Liquids measurement in the oil patch is suddenly getting a lot of attention. Some are dismayed at the low level of technology used to measure liquids. Today, custody transfer of 80 to 85% of onshore crude and condensate production is still documented by a hauler climbing to the top of the tank and strapping it. “That would be a fair estimate,” concurs Mark Davis Staff Engineer Shell Exploration and Production. The hauler straps the tank before loading his truck and again when he finishes. The producer is paid on whatever that hauler writes on the ticket.
“I did not realize it was that immature,” remarked Grant Farris, Vice President Producer Services, CIMA Energy.
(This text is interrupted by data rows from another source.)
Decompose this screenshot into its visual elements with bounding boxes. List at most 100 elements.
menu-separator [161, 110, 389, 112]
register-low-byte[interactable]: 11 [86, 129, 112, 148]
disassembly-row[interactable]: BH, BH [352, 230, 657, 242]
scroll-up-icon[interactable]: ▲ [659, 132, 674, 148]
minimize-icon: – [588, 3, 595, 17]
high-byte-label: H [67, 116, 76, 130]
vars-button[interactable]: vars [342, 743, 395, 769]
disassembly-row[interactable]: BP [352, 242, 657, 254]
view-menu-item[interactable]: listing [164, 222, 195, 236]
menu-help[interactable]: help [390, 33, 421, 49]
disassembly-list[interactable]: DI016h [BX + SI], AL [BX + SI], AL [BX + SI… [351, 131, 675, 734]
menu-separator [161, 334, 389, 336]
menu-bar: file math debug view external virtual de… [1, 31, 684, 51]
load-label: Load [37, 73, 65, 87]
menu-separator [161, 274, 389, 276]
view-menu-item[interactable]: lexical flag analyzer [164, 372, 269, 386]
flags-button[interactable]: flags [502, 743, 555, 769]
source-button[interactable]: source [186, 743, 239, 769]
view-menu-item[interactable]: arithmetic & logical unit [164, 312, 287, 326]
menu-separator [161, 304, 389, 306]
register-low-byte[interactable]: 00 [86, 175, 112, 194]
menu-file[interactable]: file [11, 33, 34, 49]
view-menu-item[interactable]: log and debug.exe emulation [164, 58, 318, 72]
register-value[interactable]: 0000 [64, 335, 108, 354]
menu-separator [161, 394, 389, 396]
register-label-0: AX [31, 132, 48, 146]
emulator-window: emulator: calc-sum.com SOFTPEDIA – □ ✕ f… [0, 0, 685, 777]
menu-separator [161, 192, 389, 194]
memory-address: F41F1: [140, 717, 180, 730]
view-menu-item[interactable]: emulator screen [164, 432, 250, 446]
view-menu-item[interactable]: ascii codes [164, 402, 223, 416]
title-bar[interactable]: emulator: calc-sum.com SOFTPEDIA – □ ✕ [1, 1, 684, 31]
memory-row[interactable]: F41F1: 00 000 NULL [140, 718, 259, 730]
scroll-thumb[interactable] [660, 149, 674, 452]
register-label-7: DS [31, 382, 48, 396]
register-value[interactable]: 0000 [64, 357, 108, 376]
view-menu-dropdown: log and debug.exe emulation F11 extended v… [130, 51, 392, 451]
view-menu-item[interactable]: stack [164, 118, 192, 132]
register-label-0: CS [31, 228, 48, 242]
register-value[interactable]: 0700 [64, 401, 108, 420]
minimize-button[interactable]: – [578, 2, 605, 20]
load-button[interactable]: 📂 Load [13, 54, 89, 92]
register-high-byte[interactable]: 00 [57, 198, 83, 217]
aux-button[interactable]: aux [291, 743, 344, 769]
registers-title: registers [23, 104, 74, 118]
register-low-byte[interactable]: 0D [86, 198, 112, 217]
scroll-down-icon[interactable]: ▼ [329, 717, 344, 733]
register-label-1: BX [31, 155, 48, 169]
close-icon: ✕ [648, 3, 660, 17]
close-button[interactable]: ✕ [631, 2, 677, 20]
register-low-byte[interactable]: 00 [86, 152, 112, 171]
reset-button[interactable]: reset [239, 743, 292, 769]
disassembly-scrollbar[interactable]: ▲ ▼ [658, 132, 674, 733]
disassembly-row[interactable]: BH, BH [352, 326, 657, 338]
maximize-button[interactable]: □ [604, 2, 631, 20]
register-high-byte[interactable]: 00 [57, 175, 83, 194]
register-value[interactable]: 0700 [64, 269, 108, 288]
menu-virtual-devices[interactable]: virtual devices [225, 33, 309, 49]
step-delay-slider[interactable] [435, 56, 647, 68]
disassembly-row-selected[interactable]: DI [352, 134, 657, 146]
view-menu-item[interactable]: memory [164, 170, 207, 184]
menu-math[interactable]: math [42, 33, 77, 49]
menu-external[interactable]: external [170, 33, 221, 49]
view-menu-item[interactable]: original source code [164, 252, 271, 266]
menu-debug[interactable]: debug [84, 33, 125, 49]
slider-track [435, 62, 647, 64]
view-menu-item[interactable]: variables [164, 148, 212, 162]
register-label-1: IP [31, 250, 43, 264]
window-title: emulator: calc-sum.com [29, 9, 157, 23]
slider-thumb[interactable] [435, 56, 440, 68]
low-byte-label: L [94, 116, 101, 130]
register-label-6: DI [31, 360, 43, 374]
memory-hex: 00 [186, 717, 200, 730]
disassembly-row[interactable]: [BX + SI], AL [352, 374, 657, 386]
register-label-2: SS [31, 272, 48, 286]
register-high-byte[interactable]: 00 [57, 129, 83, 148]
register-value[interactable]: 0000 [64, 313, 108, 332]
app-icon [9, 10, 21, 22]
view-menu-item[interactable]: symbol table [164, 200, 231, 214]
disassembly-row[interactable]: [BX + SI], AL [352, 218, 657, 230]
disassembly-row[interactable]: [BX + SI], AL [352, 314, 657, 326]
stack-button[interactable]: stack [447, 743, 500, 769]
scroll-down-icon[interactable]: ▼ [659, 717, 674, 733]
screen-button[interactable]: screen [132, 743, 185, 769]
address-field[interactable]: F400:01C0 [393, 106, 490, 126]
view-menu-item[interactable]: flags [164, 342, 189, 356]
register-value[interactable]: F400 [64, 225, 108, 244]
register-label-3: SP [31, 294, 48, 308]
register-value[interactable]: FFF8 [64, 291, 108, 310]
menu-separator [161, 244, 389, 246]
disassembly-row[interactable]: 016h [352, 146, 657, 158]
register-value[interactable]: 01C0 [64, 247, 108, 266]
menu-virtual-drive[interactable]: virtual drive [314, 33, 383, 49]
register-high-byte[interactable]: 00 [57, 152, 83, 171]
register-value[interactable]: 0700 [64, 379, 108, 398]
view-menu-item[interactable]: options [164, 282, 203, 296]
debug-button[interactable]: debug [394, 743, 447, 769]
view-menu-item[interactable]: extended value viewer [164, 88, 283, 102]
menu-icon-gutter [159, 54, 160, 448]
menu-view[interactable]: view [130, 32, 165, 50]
So, why it is that immature? Simple, really. The United States is experiencing the highest level of active liquids exploration and production in 40 years. Five years ago finding an oil play at NAPE was almost impossible. While the industry was diligently automating gas measurement to the digital world via electronic flow measurement, oil at $30/bbl and 15bbls/day was not given the same level of attention nor effort. These dynamics have changed.
The characteristics of produced fluid at the wellhead is just the first hurdle to accurate liquids measurement. Full well stream production is a very complex combination of oil, gas, condensate and/or water. Measuring any one of these components accurately is difficult. In combination, they make liquids measurement a real challenge. Furthermore, the produced fluid may undergo 2 or 3 phase separation or no separation at all. These facility design decisions dictate the measurement solutions available and the degree of accuracy to anticipate.
A typical production scenario has the produced fluid brought to the surface then processed through a 2 or 3 phase separator. The result is gas goes to sales or gas-lift, water and oil goes to their respective tankage. If a 2-phase separator is used, the gas goes to sales and the oil and water combination goes to tankage for gravity separation.